Let's look at it from the point of view of the dimension of the eigenspace. Being an eigenvalue means that there's a nontrivial corresponding eigenspace, i.e. the dimension has to be at least $1$. And on the other hand, this dimension cannot exceed the multiplicity of the eigenvalue. So we have the following double inequality:
$$1\le\dim(\text{eigenspace})\le\text{multiplicity of eigenvalue}.$$
If the multiplicity is $1$, then from this double inequality we immediately see that the dimension has to be $1$ too.

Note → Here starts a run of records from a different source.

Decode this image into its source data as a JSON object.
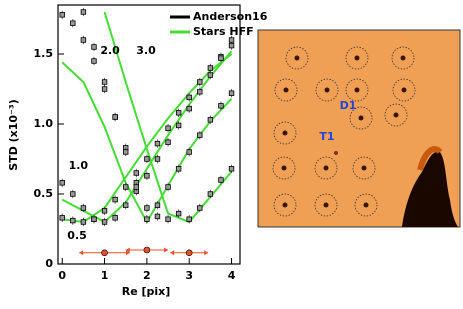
{
  "chart_data": {
    "type": "line",
    "xlabel": "Re [pix]",
    "ylabel": "STD (x10⁻³)",
    "xlim": [
      -0.1,
      4.2
    ],
    "ylim": [
      0,
      1.85
    ],
    "xticks": [
      0,
      1,
      2,
      3,
      4
    ],
    "yticks": [
      0,
      {
        "value": 0.5,
        "label": "0.5"
      },
      {
        "value": 1.0,
        "label": "1.0"
      },
      1.5
    ],
    "legend": "upper right",
    "point_x": [
      0,
      0.25,
      0.5,
      0.75,
      1,
      1.25,
      1.5,
      1.75,
      2,
      2.25,
      2.5,
      2.75,
      3,
      3.25,
      3.5,
      3.75,
      4
    ],
    "line_x": [
      0,
      0.5,
      1,
      1.5,
      2,
      2.5,
      3,
      3.5,
      4
    ],
    "series": [
      {
        "name": "Anderson16",
        "color": "#000000",
        "yerr": 0.03,
        "groups": [
          [
            0.33,
            0.31,
            0.3,
            0.32,
            0.38,
            0.46,
            0.55,
            0.65,
            0.75,
            0.86,
            0.97,
            1.08,
            1.19,
            1.3,
            1.4,
            1.48,
            1.56
          ],
          [
            0.58,
            0.5,
            0.4,
            0.32,
            0.3,
            0.33,
            0.42,
            0.52,
            0.63,
            0.75,
            0.87,
            0.99,
            1.11,
            1.23,
            1.35,
            1.47,
            1.6
          ],
          [
            1.78,
            1.72,
            1.6,
            1.45,
            1.25,
            1.05,
            0.83,
            0.58,
            0.32,
            0.42,
            0.55,
            0.68,
            0.8,
            0.92,
            1.03,
            1.13,
            1.22
          ],
          [
            null,
            null,
            1.8,
            1.55,
            1.3,
            1.05,
            0.8,
            0.55,
            0.4,
            0.34,
            0.32,
            0.36,
            0.32,
            0.4,
            0.5,
            0.6,
            0.68
          ]
        ]
      },
      {
        "name": "Stars HFF",
        "color": "#44dd33",
        "groups": [
          [
            0.32,
            0.3,
            0.4,
            0.62,
            0.84,
            1.04,
            1.22,
            1.38,
            1.5
          ],
          [
            0.46,
            0.38,
            0.3,
            0.44,
            0.68,
            0.92,
            1.14,
            1.34,
            1.52
          ],
          [
            1.44,
            1.3,
            0.98,
            0.58,
            0.3,
            0.56,
            0.82,
            1.02,
            1.18
          ],
          [
            null,
            null,
            1.8,
            1.3,
            0.82,
            0.36,
            0.3,
            0.48,
            0.66
          ]
        ]
      }
    ],
    "annotations": [
      {
        "text": "0.5",
        "x": 0.12,
        "y": 0.2
      },
      {
        "text": "1.0",
        "x": 0.15,
        "y": 0.7
      },
      {
        "text": "2.0",
        "x": 0.9,
        "y": 1.52
      },
      {
        "text": "3.0",
        "x": 1.75,
        "y": 1.52
      }
    ],
    "markers": {
      "color": "#e8502a",
      "x": [
        1,
        2,
        3
      ],
      "y": [
        0.08,
        0.1,
        0.08
      ],
      "xerr": [
        0.6,
        0.5,
        0.45
      ]
    }
  },
  "image": {
    "labels": [
      "D1",
      "T1"
    ]
  }
}
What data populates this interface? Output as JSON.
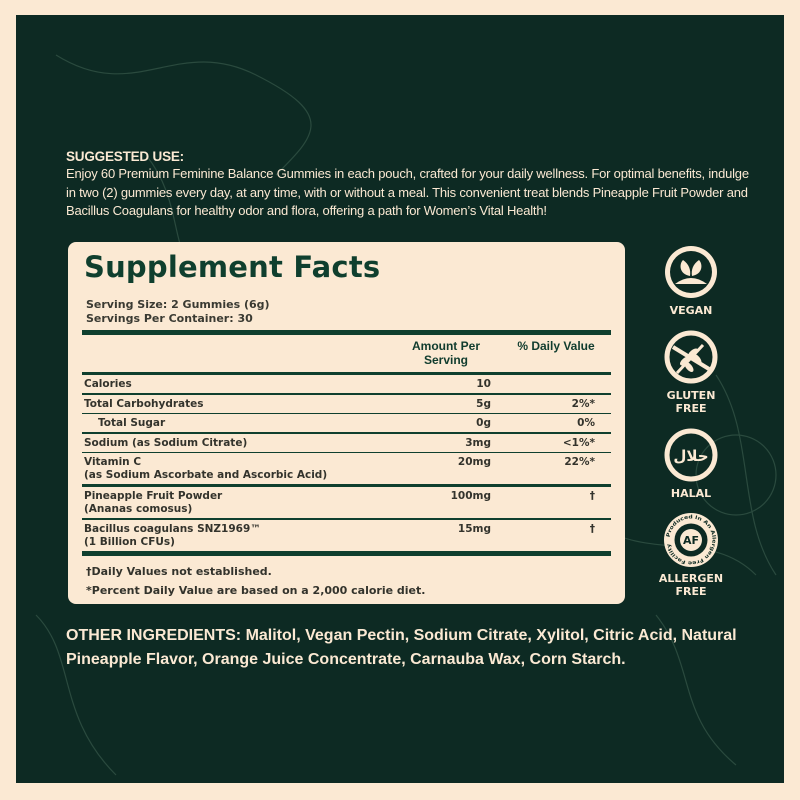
{
  "suggested_use": {
    "heading": "SUGGESTED USE:",
    "text": "Enjoy 60 Premium Feminine Balance Gummies in each pouch, crafted for your daily wellness. For optimal benefits, indulge in two (2) gummies every day, at any time, with or without a meal. This convenient treat blends Pineapple Fruit Powder and Bacillus Coagulans for healthy odor and flora, offering a path for Women’s Vital Health!"
  },
  "facts": {
    "title": "Supplement Facts",
    "serving_size": "Serving Size: 2 Gummies (6g)",
    "servings_per_container": "Servings Per Container: 30",
    "col_amount": "Amount Per Serving",
    "col_dv": "% Daily Value",
    "rows": [
      {
        "name": "Calories",
        "sub": "",
        "amount": "10",
        "dv": ""
      },
      {
        "name": "Total Carbohydrates",
        "sub": "",
        "amount": "5g",
        "dv": "2%*"
      },
      {
        "name": "Total Sugar",
        "sub": "",
        "amount": "0g",
        "dv": "0%"
      },
      {
        "name": "Sodium (as Sodium Citrate)",
        "sub": "",
        "amount": "3mg",
        "dv": "<1%*"
      },
      {
        "name": "Vitamin C",
        "sub": "(as Sodium Ascorbate and Ascorbic Acid)",
        "amount": "20mg",
        "dv": "22%*"
      },
      {
        "name": "Pineapple Fruit Powder",
        "sub": "(Ananas comosus)",
        "amount": "100mg",
        "dv": "†"
      },
      {
        "name": "Bacillus coagulans SNZ1969™",
        "sub": "(1 Billion CFUs)",
        "amount": "15mg",
        "dv": "†"
      }
    ],
    "footnote1": "†Daily Values not established.",
    "footnote2": "*Percent Daily Value are based on a 2,000 calorie diet."
  },
  "badges": [
    {
      "label1": "VEGAN",
      "label2": "",
      "icon": "leaf-icon"
    },
    {
      "label1": "GLUTEN",
      "label2": "FREE",
      "icon": "no-wheat-icon"
    },
    {
      "label1": "HALAL",
      "label2": "",
      "icon": "halal-icon",
      "glyph": "حلال"
    },
    {
      "label1": "ALLERGEN",
      "label2": "FREE",
      "icon": "allergen-free-icon",
      "glyph": "AF",
      "ring_text": "Produced In An Allergen Free Facility"
    }
  ],
  "other_ingredients": "OTHER INGREDIENTS: Malitol, Vegan Pectin, Sodium Citrate, Xylitol, Citric Acid, Natural Pineapple Flavor, Orange Juice Concentrate, Carnauba Wax, Corn Starch.",
  "colors": {
    "background": "#0d2a23",
    "cream": "#fbe9d3",
    "green": "#0f3f2e"
  }
}
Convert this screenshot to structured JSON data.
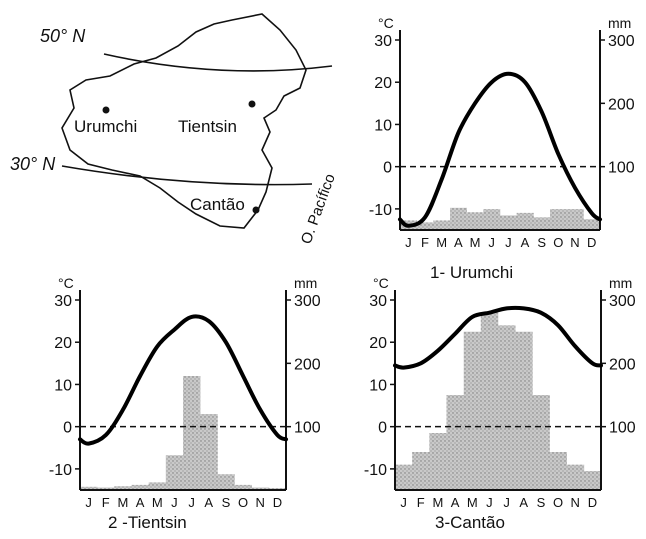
{
  "map": {
    "lat_labels": [
      "50° N",
      "30° N"
    ],
    "cities": [
      {
        "name": "Urumchi"
      },
      {
        "name": "Tientsin"
      },
      {
        "name": "Cantão"
      }
    ],
    "ocean_label": "O. Pacífico"
  },
  "chart_data": [
    {
      "type": "bar",
      "title": "1- Urumchi",
      "categories": [
        "J",
        "F",
        "M",
        "A",
        "M",
        "J",
        "J",
        "A",
        "S",
        "O",
        "N",
        "D"
      ],
      "left_unit": "°C",
      "right_unit": "mm",
      "temp_range": [
        -15,
        30
      ],
      "temp_ticks": [
        30,
        20,
        10,
        0,
        -10
      ],
      "precip_range": [
        0,
        300
      ],
      "precip_ticks": [
        300,
        200,
        100
      ],
      "series": [
        {
          "type": "line",
          "axis": "left",
          "values": [
            -14,
            -12,
            -3,
            8,
            15,
            20,
            22,
            20,
            13,
            3,
            -5,
            -11
          ]
        },
        {
          "type": "bar",
          "axis": "right",
          "values": [
            15,
            12,
            15,
            35,
            28,
            33,
            23,
            27,
            20,
            33,
            33,
            17
          ]
        }
      ]
    },
    {
      "type": "bar",
      "title": "2 -Tientsin",
      "categories": [
        "J",
        "F",
        "M",
        "A",
        "M",
        "J",
        "J",
        "A",
        "S",
        "O",
        "N",
        "D"
      ],
      "left_unit": "°C",
      "right_unit": "mm",
      "temp_range": [
        -15,
        30
      ],
      "temp_ticks": [
        30,
        20,
        10,
        0,
        -10
      ],
      "precip_range": [
        0,
        300
      ],
      "precip_ticks": [
        300,
        200,
        100
      ],
      "series": [
        {
          "type": "line",
          "axis": "left",
          "values": [
            -4,
            -2,
            4,
            12,
            19,
            23,
            26,
            25,
            20,
            12,
            4,
            -2
          ]
        },
        {
          "type": "bar",
          "axis": "right",
          "values": [
            5,
            4,
            6,
            8,
            12,
            55,
            180,
            120,
            25,
            8,
            4,
            3
          ]
        }
      ]
    },
    {
      "type": "bar",
      "title": "3-Cantão",
      "categories": [
        "J",
        "F",
        "M",
        "A",
        "M",
        "J",
        "J",
        "A",
        "S",
        "O",
        "N",
        "D"
      ],
      "left_unit": "°C",
      "right_unit": "mm",
      "temp_range": [
        -15,
        30
      ],
      "temp_ticks": [
        30,
        20,
        10,
        0,
        -10
      ],
      "precip_range": [
        0,
        300
      ],
      "precip_ticks": [
        300,
        200,
        100
      ],
      "series": [
        {
          "type": "line",
          "axis": "left",
          "values": [
            14,
            15,
            18,
            22,
            26,
            27,
            28,
            28,
            27,
            24,
            19,
            15
          ]
        },
        {
          "type": "bar",
          "axis": "right",
          "values": [
            40,
            60,
            90,
            150,
            250,
            280,
            260,
            250,
            150,
            60,
            40,
            30
          ]
        }
      ]
    }
  ]
}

In fact, I find the following terminology more illuminating. There are two types of multiplicities defined for an eigenvalue $\lambda$: the algebraic multiplicity of $\lambda$ is its multiplicity as a root of the characteristic equation, while the geometric multiplicity of $\lambda$ is the dimension of the corresponding eigenspace. With this terminology, the double inequality above can be stated as
$$1\le\text{geom.mult.}(\lambda)\le\text{alg.mult.}(\lambda).$$
Even if we really care about the geometric multiplicity, i.e, about eigenspaces and their dimensions, it's not easy to find, as that requires much more work. That's one reason why we care about algebraic multiplicities: they are easier to find, and at least they tell us something, some bounds on those dimensions. And if we're lucky to discover that all eigenvalues are distinct, we know all dimensions (all equal to $1$) without doing too much work!